Thursday, January 21, 2010

The Volcker Rules

When I heard Obama was going to take another swipe at banks today, I dismissed it as another meaningless gesture like last week's TARP tax initiative.  Wall Street's been on a streak in the new year, betting big that Scott Brown's win means Obama won't be able to even do the meaningless gestures anymore.

I've also been saying that Paul Volcker is the best weapon Obama has in his arsenal when it comes to doing real reform against the banksters.  Obama has been all but ignoring him totally in favor of Larry Summers.  Earlier this year I argued Volcker should say "listen to me or I'm out" and like Colin Powell did resign instead of being used as a tool by an administration that didn't believe a word he was saying.

Apparently Obama really did gain one of the lessons of Scott Brown's win this week:  Obama has been losing the populist fight on the banksters, so now finally he turns to Paul Volcker.
But Paul Volcker is back. Big time. Reportedly on the margins of the Obama administration even in his current role as an adviser, "the tall guy behind me," in the words Thursday of President Barack Obama, is back on stage figuratively and literally.

As the president announced two major initiatives that would radically change the world of America's big banks, he was flanked by Treasury Secretary Timothy Geithner and adviser Larry Summers. He also had with him two key Congressional leaders, Rep. Barney Frank (D., Mass.) and Sen. Christopher Dodd (D., Conn.).
But importantly, the president had Mr. Volcker, and he had another regulatory veteran who's been a straight shooter unbound by ideological restraints or misplaced party fealty.

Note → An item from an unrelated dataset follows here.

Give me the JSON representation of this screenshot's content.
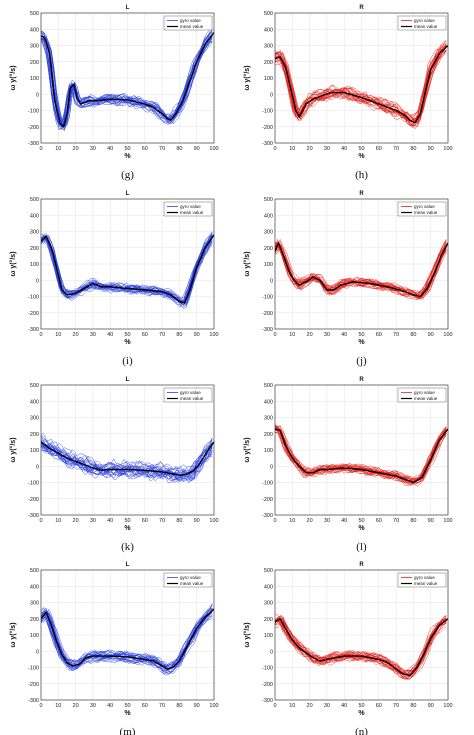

That's William Donaldson, former head of the Securities and Exchange Commission. President Obama thanked both Mr. Volcker and Mr. Donaldson for their counsel, which, given the nature of the Obama proposals, was "old school" in more senses than simply a reference to the vast combined financial experience of both men. Agree with it or not, the "Volcker Rule," enunciated by the president Thursday—which would keep a bank from having anything to do with investment vehicles such as hedge or private equity funds— certainly signals Mr. Volcker's return.

It is a fascinating resurrection. Mr. Volcker himself hasn't changed his thinking. What has changed is the environment. The heavy, popular furor as big bank profits and big bonuses are rolled out likely played a role in the new Obama plan. That plan includes flat-out limits on bank size and restrictions on industry consolidation.
I'm happy to say I was wrong.  The Volcker rules, such as they are, are a major step towards what I've been saying Obama needed to do since day one:  restore the separation between bank and investment house that Glass-Steagall provided.

If you have any doubts as to how concerned Wall Street is right now, the Dow lost over 200 points in its worst day in almost eight months, and its worst two day drop since June, giving back all the Scott Brown gains and more.

On Tuesday, Wall Street was betting on Brown ending Obama's crusade against the banksters for good.  They bet and lost yesterday and today.  There's a new Sheriff in town, and his name is Paul Volcker.

The problem is, as James Kwak over at Baseline Scnario says, there's even less chance now of this financial reform passing the Republican party's 41 blockade in the Senate.  But this means that the Republicans are the party of Wall Street, not the Democrats.  And that's what Obama should have done in February.

It's a start.  Even Krugman admits it's a positive sign.  More Volcker, please.